It's ambiguous, so it wouldn't count as a goof...but I have always gotten a little agitated at the moment in "Prescription Murder" in which Carol Fleming turns away from Ray toward the windows just before her death. He has been hiding the fact that he is wearing gloves, yet at that moment her eyes go down and it looks to me like she looks straight at his hands.
Every time I watch this episode, I expect her to say something about it...like, "Why are you wearing blue gloves???!!!"
I am bothered by the fact that Dr Flemming has such a big mouth and said such stupid, arrogant things at the end that he ended up hanging himself. It is a good story, but that struck me as just too much, it seems the writers didn't know how to end it. Later episodes were more clever.
The first ending for this story (the 1960 TV movie, "Enough Rope") indicated that Columbo -- as a result of other clues -- was going to drag the bottom of the lake where Fleming had dropped the supposedly stolen goods, until he found everything.
This would be pretty strong proof, assuming the stuff was uniquely identifiable. (Why would the supposed burglar/murderer have flown to the same vacation spot where Fleming was, then dumped the goods that he had committed murder to steal?

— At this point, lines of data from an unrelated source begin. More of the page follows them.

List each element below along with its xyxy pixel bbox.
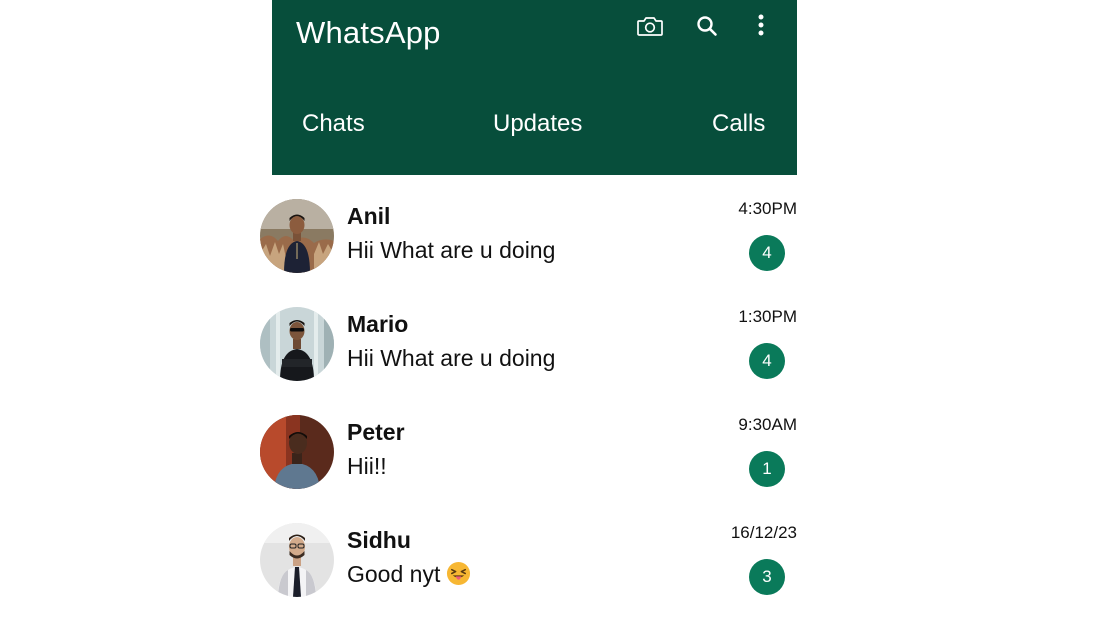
winking-tongue-face-emoji bbox=[447, 561, 471, 586]
chat-time: 1:30PM bbox=[738, 307, 797, 326]
chat-name: Sidhu bbox=[347, 527, 411, 553]
unread-badge: 1 bbox=[749, 451, 785, 487]
tab-updates[interactable]: Updates bbox=[493, 110, 582, 138]
unread-badge: 3 bbox=[749, 559, 785, 595]
unread-badge: 4 bbox=[749, 343, 785, 379]
chat-time: 4:30PM bbox=[738, 199, 797, 218]
unread-badge: 4 bbox=[749, 235, 785, 271]
avatar bbox=[260, 523, 334, 597]
more-options-button[interactable] bbox=[743, 10, 779, 42]
chat-last-message: Good nyt bbox=[347, 561, 471, 588]
chat-last-message: Hii What are u doing bbox=[347, 237, 556, 263]
tab-calls[interactable]: Calls bbox=[712, 110, 765, 138]
chat-last-message-text: Good nyt bbox=[347, 561, 441, 587]
app-title: WhatsApp bbox=[296, 15, 441, 50]
chat-item-mario[interactable]: Mario Hii What are u doing 1:30PM 4 bbox=[258, 307, 798, 407]
chat-time: 16/12/23 bbox=[730, 523, 797, 542]
camera-icon bbox=[637, 17, 663, 36]
chat-name: Peter bbox=[347, 419, 405, 445]
more-vertical-icon bbox=[758, 14, 764, 36]
camera-button[interactable] bbox=[632, 10, 668, 42]
chat-item-peter[interactable]: Peter Hii!! 9:30AM 1 bbox=[258, 415, 798, 515]
search-icon bbox=[697, 16, 717, 36]
chat-name: Mario bbox=[347, 311, 409, 337]
avatar bbox=[260, 415, 334, 489]
chat-item-sidhu[interactable]: Sidhu Good nyt 16/12/23 3 bbox=[258, 523, 798, 623]
chat-last-message: Hii!! bbox=[347, 453, 387, 479]
avatar bbox=[260, 307, 334, 381]
tab-chats[interactable]: Chats bbox=[302, 110, 365, 138]
search-button[interactable] bbox=[689, 10, 725, 42]
app-header: WhatsApp Chats Updates Calls bbox=[272, 0, 797, 175]
chat-item-anil[interactable]: Anil Hii What are u doing 4:30PM 4 bbox=[258, 199, 798, 299]
whatsapp-app: WhatsApp Chats Updates Calls Anil Hii Wh… bbox=[258, 0, 798, 631]
avatar bbox=[260, 199, 334, 273]
chat-last-message: Hii What are u doing bbox=[347, 345, 556, 371]
chat-time: 9:30AM bbox=[738, 415, 797, 434]
chat-name: Anil bbox=[347, 203, 391, 229]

Unless it was a very elaborate plot to frame him --- good luck with that defense, doc.)
See the Scrapbook article, "Enough Rope -- the Very First Columbo", which also summarizes yet another ending, used in the stage version of "Prescription: Murder".
It seems that Levinson and Link made a conscious decision to make Columbo's solution be based his mastery of psychology, his ability to read the suspect's character flaws, and his penchant for staging scenes and setting traps that the killer will jump into. (Instead of on conventional physical evidence, as in the original version.)